L'antica biblioteca della facoltà di giurisprudenza di Macerata è stata sede, mercoledì 28 ottobre, della conferenza-dibattito  sul tema del testamento biologico, a cui hanno preso parte il professore di diritto costituzionale Giovanni Di Cosimo, il dottor Tommaso Ciacca dell'ospedale di Spoleto e Mina Welby, vedova di Piergiorgio.
L'incontro, organizzato dall'associazione Officina universitaria, ha registrato ampia partecipazione ed interesse da parte degli studenti dell'ateneo maceratese, interessati ad un tema quanto mai attuale come questo.

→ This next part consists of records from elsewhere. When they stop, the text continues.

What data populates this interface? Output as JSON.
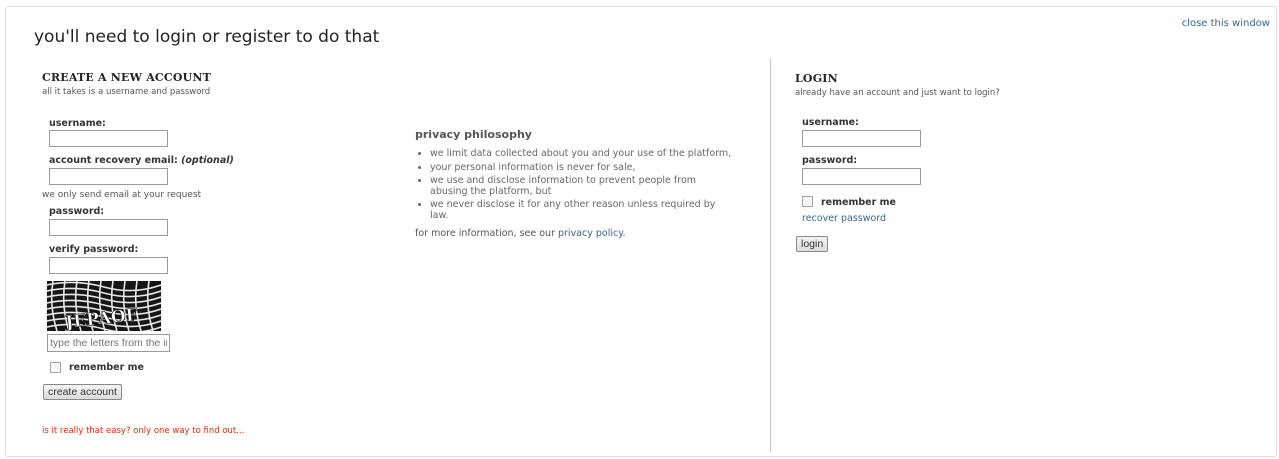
{
  "window": {
    "title": "you'll need to login or register to do that",
    "close_label": "close this window"
  },
  "register": {
    "title": "CREATE A NEW ACCOUNT",
    "subtitle": "all it takes is a username and password",
    "username_label": "username:",
    "email_label": "account recovery email:",
    "email_optional": "(optional)",
    "email_note": "we only send email at your request",
    "password_label": "password:",
    "verify_label": "verify password:",
    "captcha_text": "JEPAOF",
    "captcha_placeholder": "type the letters from the image above",
    "remember_label": "remember me",
    "submit_label": "create account",
    "tagline": "is it really that easy? only one way to find out..."
  },
  "privacy": {
    "title": "privacy philosophy",
    "items": [
      "we limit data collected about you and your use of the platform,",
      "your personal information is never for sale,",
      "we use and disclose information to prevent people from abusing the platform, but",
      "we never disclose it for any other reason unless required by law."
    ],
    "footer_prefix": "for more information, see our ",
    "footer_link": "privacy policy",
    "footer_suffix": "."
  },
  "login": {
    "title": "LOGIN",
    "subtitle": "already have an account and just want to login?",
    "username_label": "username:",
    "password_label": "password:",
    "remember_label": "remember me",
    "recover_label": "recover password",
    "submit_label": "login"
  },
  "colors": {
    "link": "#336699",
    "tagline": "#cc3300"
  }
}
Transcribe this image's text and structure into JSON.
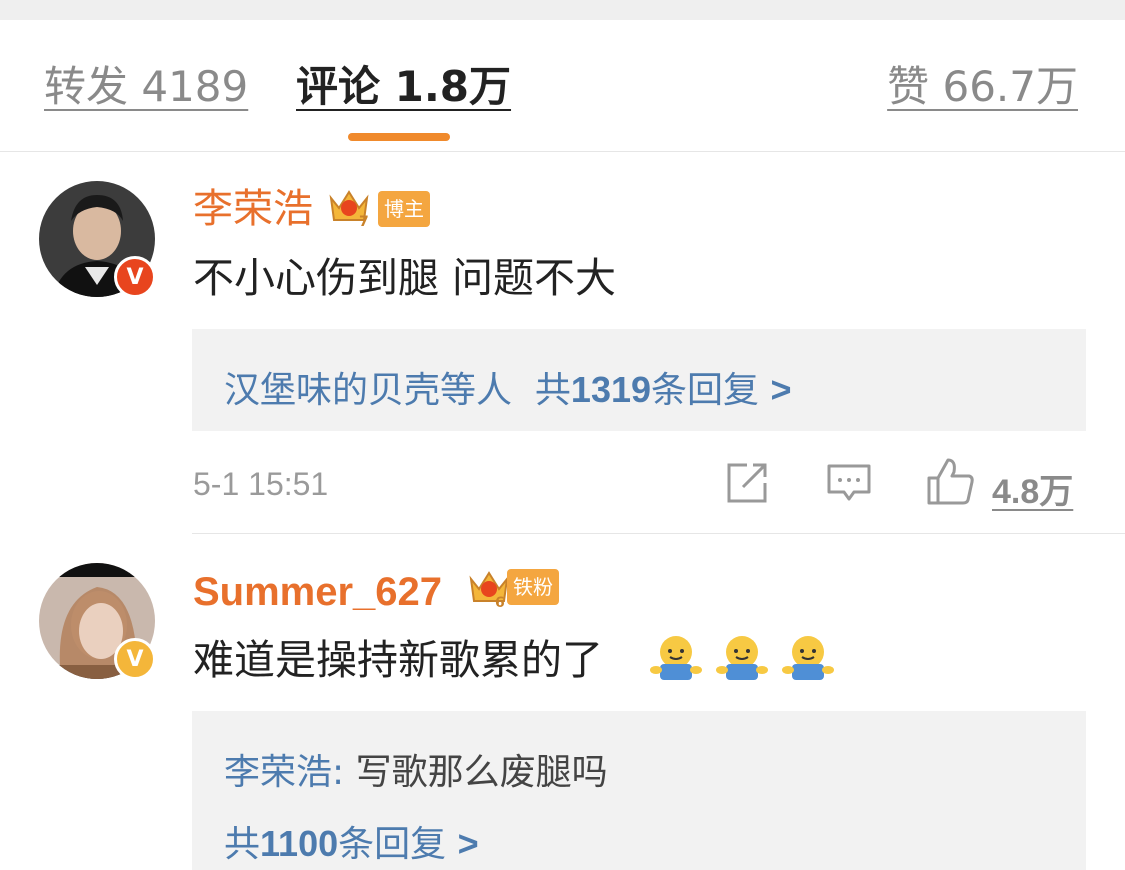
{
  "tabs": {
    "repost": "转发 4189",
    "comments": "评论 1.8万",
    "likes": "赞 66.7万"
  },
  "comments": [
    {
      "username": "李荣浩",
      "crown_level": "7",
      "tag": "博主",
      "text": "不小心伤到腿 问题不大",
      "replies_preview": {
        "names": "汉堡味的贝壳等人",
        "prefix": "共",
        "count": "1319",
        "suffix": "条回复",
        "chevron": ">"
      },
      "time": "5-1 15:51",
      "likes": "4.8万",
      "badge": "V",
      "colors": {
        "badge": "#e8451e"
      }
    },
    {
      "username": "Summer_627",
      "crown_level": "6",
      "tag": "铁粉",
      "text": "难道是操持新歌累的了",
      "emoji_count": 3,
      "replies_preview": {
        "reply_author": "李荣浩",
        "reply_sep": ":",
        "reply_text": " 写歌那么废腿吗",
        "prefix": "共",
        "count": "1100",
        "suffix": "条回复",
        "chevron": ">"
      },
      "badge": "V",
      "colors": {
        "badge": "#f4b63a"
      }
    }
  ],
  "icons": [
    "repost-icon",
    "comment-icon",
    "like-icon",
    "crown-icon",
    "hug-emoji-icon"
  ],
  "colors": {
    "accent": "#f08a2c",
    "username": "#e8702c",
    "link": "#4d7bae"
  }
}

A prendere per primo la parola è stato il professor Giovanni Di Cosimo. Iniziando dalla lettura dell'articolo 32 della Costituzione ("la Repubblica tutela la salute come fondamentale diritto dell'individuo e interesse della collettività, e garantisce cure gratuite agli indigenti. Nessuno può essere obbligato a un determinato trattamento sanitario se non per disposizione di legge. La legge non può in nessun caso violare i limiti imposti dal rispetto della persona umana") ha illustrato l'attuale situazione dell'ordinamento italiano, dove il diritto ad una "giusta morte" è praticamente già esistente. Infatti - ha continuato il professore - oltre all'articolo 32, che sancisce il diritto di rifiutare qualsiasi tipo di cura, bisogna tenere in considerazione anche l'articolo 13: "la libertà personale è inviolabile. Non è ammessa forma alcuna di detenzione, di ispezione o perquisizione personale, né qualsiasi altra restrizione della libertà personale, se non per atto motivato dell'autorità giudiziaria [cfr. art. 111 c. 1, 2] e nei soli casi e modi previsti dalla legge".


Dunque, alla luce di questi due articoli, ciò che conta realmente è la volontà del paziente, manifestata secondo il consenso informato e che permette dunque anche il rifiuto delle cure che dovesse ritenere inutili. Illustrando rapidamente l'attuale disegno di legge (ddl n.10/2009), in studio proprio in quei giorni alla Camera dopo l'approvazione del Senato nel marzo di quest'anno, il professore ha analizzato come si potrebbe rischiare di fare un passo indietro; infatti, in uno degli articoli che compongono il testo, alimentazione e idratazione forzata non saranno più considerati trattamenti sanitari, ma forme di sostegno inderogabili e quindi obbligatorie per tutti i pazienti, svuotando di fatto il contenuto dell'istituto del consenso informato.   

Dopo questa ampia parentesi legislativa, la parola è passata al medico Tommaso Ciacca, anestesista e rianimatore dell'ospedale di Spoleto. Il Ciacca è salito alla ribalta delle cronache all'indomani della morte di Piergiorgio Welby. Ovvero quando accolse la richiesta di Giovanni Nuvoli, malato terminale di sclerosi laterale amiotrofica, stessa  malattia che ha colpito tra gli altri  Charles Mingus, Stefano Borgonovo e Luca Coscioni.
L'anestesista, riprendendo le parole del professor Di Cosimo, ha spiegato come lo stesso codice deontologico medico (testo che regola giuridicamente l'attività medica) preveda e tutela l'istituto del consenso motivato, fondamentale riconoscimento della libertà del paziente.
Ciacca ha ripercorso velocemente la storia di Giovanni Nuvoli, la richiesta di far spegnere le macchine che lo tenevano in vita, l'impegno del medico, l'alt imposto a Ciacca dai carabinieri, lo sciopero della fame e della sete e infine la morte.

Infine, a prendere voce è stata Wilhelmine Scheff, detta Mina, vedova Welby. La signora Welby si è mostrata come una donna serena, ha raccontato con sincero affetto la storia tormentata di suo marito, colpito non ancora ventenne dalla distrofia muscolare. Il desiderio di morire subito, la droga, i lunghi viaggi e poi lei, Mina, la compagna di vita, la motivazione per continuare avanti e non rimanere in silenzio. Questo era Piergiorgio Welby, un uomo che prima di morire ha cercato di vivere intensamente la sua vita, raccogliendo il testimone di Luca Coscioni impegnandosi come scrittore e politico, portando in piazza e sulla bocca dell'opinione civile la sua lotta contro una vita che non era più vita, ma solo sofferenza nutrita da un sondino naso-gastrico.


Piergiorgio Welby è morto il 20 dicembre 2006, Giovanni Nuvoli è morto nella sua casa di Alghero il 23 luglio 2007, lo stesso giorno in cui Mario Riccio, il dottore che ha staccato la spina a Welby, è stato prosciolto.